Court Opinion

ID: 9426306
Source: CourtListenerOpinion
Date Created: 2023-08-02 23:17:30.945507+00
Date Added: 2024-06-11T17:23:00.148096
License: Public Domain

Mr. Justice Blackmun,
with whom Mr. Justice Rehnquist joins, dissenting.
I would have thought that when the Commissioner of Internal Revenue, on December 21, 1973, provided respondent Samuel Shapiro with supplements to the responses to the interrogatories, at that time, if not before, he surely satisfied and met all that was required to bring the Anti-Injunction Act, 26 U. S. C. § 7421 (a), and the principle of Enochs v. Williams Packing Co., 370 U. S. 1 (1962), into full and effective application. It would follow that the District Court’s dismissal of the complaint at that point was entirely proper and should have been affirmed.

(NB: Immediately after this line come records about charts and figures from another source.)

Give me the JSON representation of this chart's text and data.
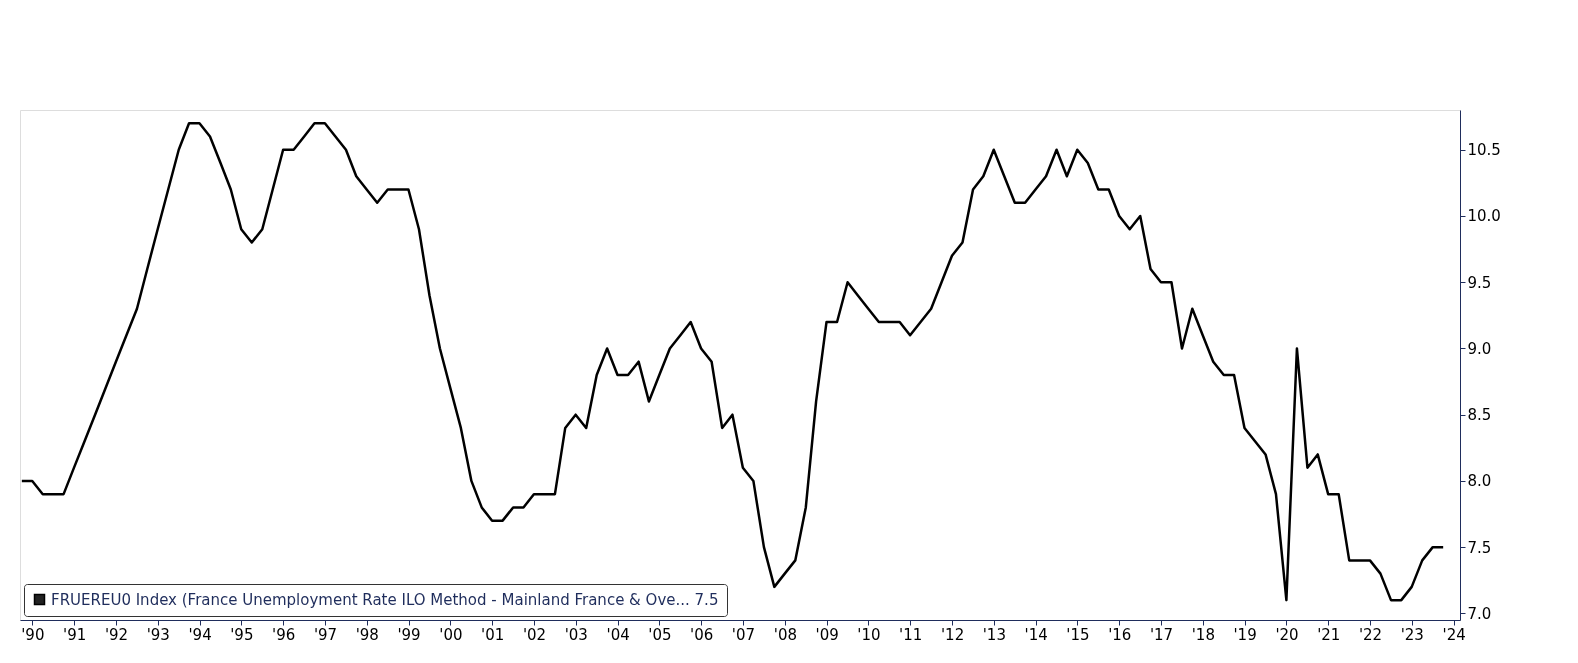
{
  "chart_data": {
    "type": "line",
    "x": [
      "1990-03-31",
      "1990-06-30",
      "1990-09-30",
      "1990-12-31",
      "1991-03-31",
      "1991-06-30",
      "1991-09-30",
      "1991-12-31",
      "1992-03-31",
      "1992-06-30",
      "1992-09-30",
      "1992-12-31",
      "1993-03-31",
      "1993-06-30",
      "1993-09-30",
      "1993-12-31",
      "1994-03-31",
      "1994-06-30",
      "1994-09-30",
      "1994-12-31",
      "1995-03-31",
      "1995-06-30",
      "1995-09-30",
      "1995-12-31",
      "1996-03-31",
      "1996-06-30",
      "1996-09-30",
      "1996-12-31",
      "1997-03-31",
      "1997-06-30",
      "1997-09-30",
      "1997-12-31",
      "1998-03-31",
      "1998-06-30",
      "1998-09-30",
      "1998-12-31",
      "1999-03-31",
      "1999-06-30",
      "1999-09-30",
      "1999-12-31",
      "2000-03-31",
      "2000-06-30",
      "2000-09-30",
      "2000-12-31",
      "2001-03-31",
      "2001-06-30",
      "2001-09-30",
      "2001-12-31",
      "2002-03-31",
      "2002-06-30",
      "2002-09-30",
      "2002-12-31",
      "2003-03-31",
      "2003-06-30",
      "2003-09-30",
      "2003-12-31",
      "2004-03-31",
      "2004-06-30",
      "2004-09-30",
      "2004-12-31",
      "2005-03-31",
      "2005-06-30",
      "2005-09-30",
      "2005-12-31",
      "2006-03-31",
      "2006-06-30",
      "2006-09-30",
      "2006-12-31",
      "2007-03-31",
      "2007-06-30",
      "2007-09-30",
      "2007-12-31",
      "2008-03-31",
      "2008-06-30",
      "2008-09-30",
      "2008-12-31",
      "2009-03-31",
      "2009-06-30",
      "2009-09-30",
      "2009-12-31",
      "2010-03-31",
      "2010-06-30",
      "2010-09-30",
      "2010-12-31",
      "2011-03-31",
      "2011-06-30",
      "2011-09-30",
      "2011-12-31",
      "2012-03-31",
      "2012-06-30",
      "2012-09-30",
      "2012-12-31",
      "2013-03-31",
      "2013-06-30",
      "2013-09-30",
      "2013-12-31",
      "2014-03-31",
      "2014-06-30",
      "2014-09-30",
      "2014-12-31",
      "2015-03-31",
      "2015-06-30",
      "2015-09-30",
      "2015-12-31",
      "2016-03-31",
      "2016-06-30",
      "2016-09-30",
      "2016-12-31",
      "2017-03-31",
      "2017-06-30",
      "2017-09-30",
      "2017-12-31",
      "2018-03-31",
      "2018-06-30",
      "2018-09-30",
      "2018-12-31",
      "2019-03-31",
      "2019-06-30",
      "2019-09-30",
      "2019-12-31",
      "2020-03-31",
      "2020-06-30",
      "2020-09-30",
      "2020-12-31",
      "2021-03-31",
      "2021-06-30",
      "2021-09-30",
      "2021-12-31",
      "2022-03-31",
      "2022-06-30",
      "2022-09-30",
      "2022-12-31",
      "2023-03-31",
      "2023-06-30",
      "2023-09-30",
      "2023-12-31",
      "2024-03-31"
    ],
    "series": [
      {
        "name": "FRUEREU0 Index (France Unemployment Rate ILO Method - Mainland France & Ove... 7.5",
        "color": "#000000",
        "values": [
          8.0,
          8.0,
          7.9,
          7.9,
          7.9,
          8.1,
          8.3,
          8.5,
          8.7,
          8.9,
          9.1,
          9.3,
          9.6,
          9.9,
          10.2,
          10.5,
          10.7,
          10.7,
          10.6,
          10.4,
          10.2,
          9.9,
          9.8,
          9.9,
          10.2,
          10.5,
          10.5,
          10.6,
          10.7,
          10.7,
          10.6,
          10.5,
          10.3,
          10.2,
          10.1,
          10.2,
          10.2,
          10.2,
          9.9,
          9.4,
          9.0,
          8.7,
          8.4,
          8.0,
          7.8,
          7.7,
          7.7,
          7.8,
          7.8,
          7.9,
          7.9,
          7.9,
          8.4,
          8.5,
          8.4,
          8.8,
          9.0,
          8.8,
          8.8,
          8.9,
          8.6,
          8.8,
          9.0,
          9.1,
          9.2,
          9.0,
          8.9,
          8.4,
          8.5,
          8.1,
          8.0,
          7.5,
          7.2,
          7.3,
          7.4,
          7.8,
          8.6,
          9.2,
          9.2,
          9.5,
          9.4,
          9.3,
          9.2,
          9.2,
          9.2,
          9.1,
          9.2,
          9.3,
          9.5,
          9.7,
          9.8,
          10.2,
          10.3,
          10.5,
          10.3,
          10.1,
          10.1,
          10.2,
          10.3,
          10.5,
          10.3,
          10.5,
          10.4,
          10.2,
          10.2,
          10.0,
          9.9,
          10.0,
          9.6,
          9.5,
          9.5,
          9.0,
          9.3,
          9.1,
          8.9,
          8.8,
          8.8,
          8.4,
          8.3,
          8.2,
          7.9,
          7.1,
          9.0,
          8.1,
          8.2,
          7.9,
          7.9,
          7.4,
          7.4,
          7.4,
          7.3,
          7.1,
          7.1,
          7.2,
          7.4,
          7.5,
          7.5
        ]
      }
    ],
    "xlim": [
      "1990-03-15",
      "2024-08-25"
    ],
    "xticks": [
      {
        "value": "1990-07-01",
        "label": "'90"
      },
      {
        "value": "1991-07-01",
        "label": "'91"
      },
      {
        "value": "1992-07-01",
        "label": "'92"
      },
      {
        "value": "1993-07-01",
        "label": "'93"
      },
      {
        "value": "1994-07-01",
        "label": "'94"
      },
      {
        "value": "1995-07-01",
        "label": "'95"
      },
      {
        "value": "1996-07-01",
        "label": "'96"
      },
      {
        "value": "1997-07-01",
        "label": "'97"
      },
      {
        "value": "1998-07-01",
        "label": "'98"
      },
      {
        "value": "1999-07-01",
        "label": "'99"
      },
      {
        "value": "2000-07-01",
        "label": "'00"
      },
      {
        "value": "2001-07-01",
        "label": "'01"
      },
      {
        "value": "2002-07-01",
        "label": "'02"
      },
      {
        "value": "2003-07-01",
        "label": "'03"
      },
      {
        "value": "2004-07-01",
        "label": "'04"
      },
      {
        "value": "2005-07-01",
        "label": "'05"
      },
      {
        "value": "2006-07-01",
        "label": "'06"
      },
      {
        "value": "2007-07-01",
        "label": "'07"
      },
      {
        "value": "2008-07-01",
        "label": "'08"
      },
      {
        "value": "2009-07-01",
        "label": "'09"
      },
      {
        "value": "2010-07-01",
        "label": "'10"
      },
      {
        "value": "2011-07-01",
        "label": "'11"
      },
      {
        "value": "2012-07-01",
        "label": "'12"
      },
      {
        "value": "2013-07-01",
        "label": "'13"
      },
      {
        "value": "2014-07-01",
        "label": "'14"
      },
      {
        "value": "2015-07-01",
        "label": "'15"
      },
      {
        "value": "2016-07-01",
        "label": "'16"
      },
      {
        "value": "2017-07-01",
        "label": "'17"
      },
      {
        "value": "2018-07-01",
        "label": "'18"
      },
      {
        "value": "2019-07-01",
        "label": "'19"
      },
      {
        "value": "2020-07-01",
        "label": "'20"
      },
      {
        "value": "2021-07-01",
        "label": "'21"
      },
      {
        "value": "2022-07-01",
        "label": "'22"
      },
      {
        "value": "2023-07-01",
        "label": "'23"
      },
      {
        "value": "2024-07-01",
        "label": "'24"
      }
    ],
    "ylim": [
      6.95,
      10.8
    ],
    "yticks": [
      {
        "value": 7.0,
        "label": "7.0"
      },
      {
        "value": 7.5,
        "label": "7.5"
      },
      {
        "value": 8.0,
        "label": "8.0"
      },
      {
        "value": 8.5,
        "label": "8.5"
      },
      {
        "value": 9.0,
        "label": "9.0"
      },
      {
        "value": 9.5,
        "label": "9.5"
      },
      {
        "value": 10.0,
        "label": "10.0"
      },
      {
        "value": 10.5,
        "label": "10.5"
      }
    ],
    "grid": false,
    "legend": "bottom left",
    "marker": "none",
    "line_style": "solid"
  }
}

Given, however, the result the Court very recently reached in Laing v. United States, 423 U. S. 161 (1976), the decision today, shored up by what seem to me to be *635the inapposite cases cited, ante, at 629-630, n. 11, is not unexpected. I am far from certain that the Court is correct, and I am confused by the Court’s failure even to cite Bob Jones University v. Simon, 416 U. S. 725 (1974), and Commissioner v. “Americans United,” Inc., 416 U. S. 752 (1974), two cases heavily relied upon by the Commissioner here and, I think, of some significance. I observe only that, with Laing and the present decision, the Court now has traveled a long way down the road to the emasculation of the Anti-Injunction Act, and down the companion pathway that leads to the blunting of the strict requirements of Williams Packing and, now, of Mr. Justice Brandeis’ opinion for a unanimous Court in Phillips v. Commissioner, 283 U. S. 589 (1931). The Court has taken this Laing-Shapiro tack, I suspect, as a response to what it deems to be administrative excesses with respect to suspected narcotics operatives who also are, or should be, taxpayers. Whether all this will prove to be stultifying or embarrassing to the collection of the revenues in a more temperate and untroubled time, I do not know. Perhaps, up to a point, the Congress will come to the rescue.
The Court, ante, at 624-626, n. 9, demonstrates, of course, that the present case is in a most unsatisfactory posture for review here. It is unfortunate that a case so posed occasions the pronouncement of new and, so far as tax collection efforts are concerned, regressive law.
I would reverse the judgment of the Court of Appeals.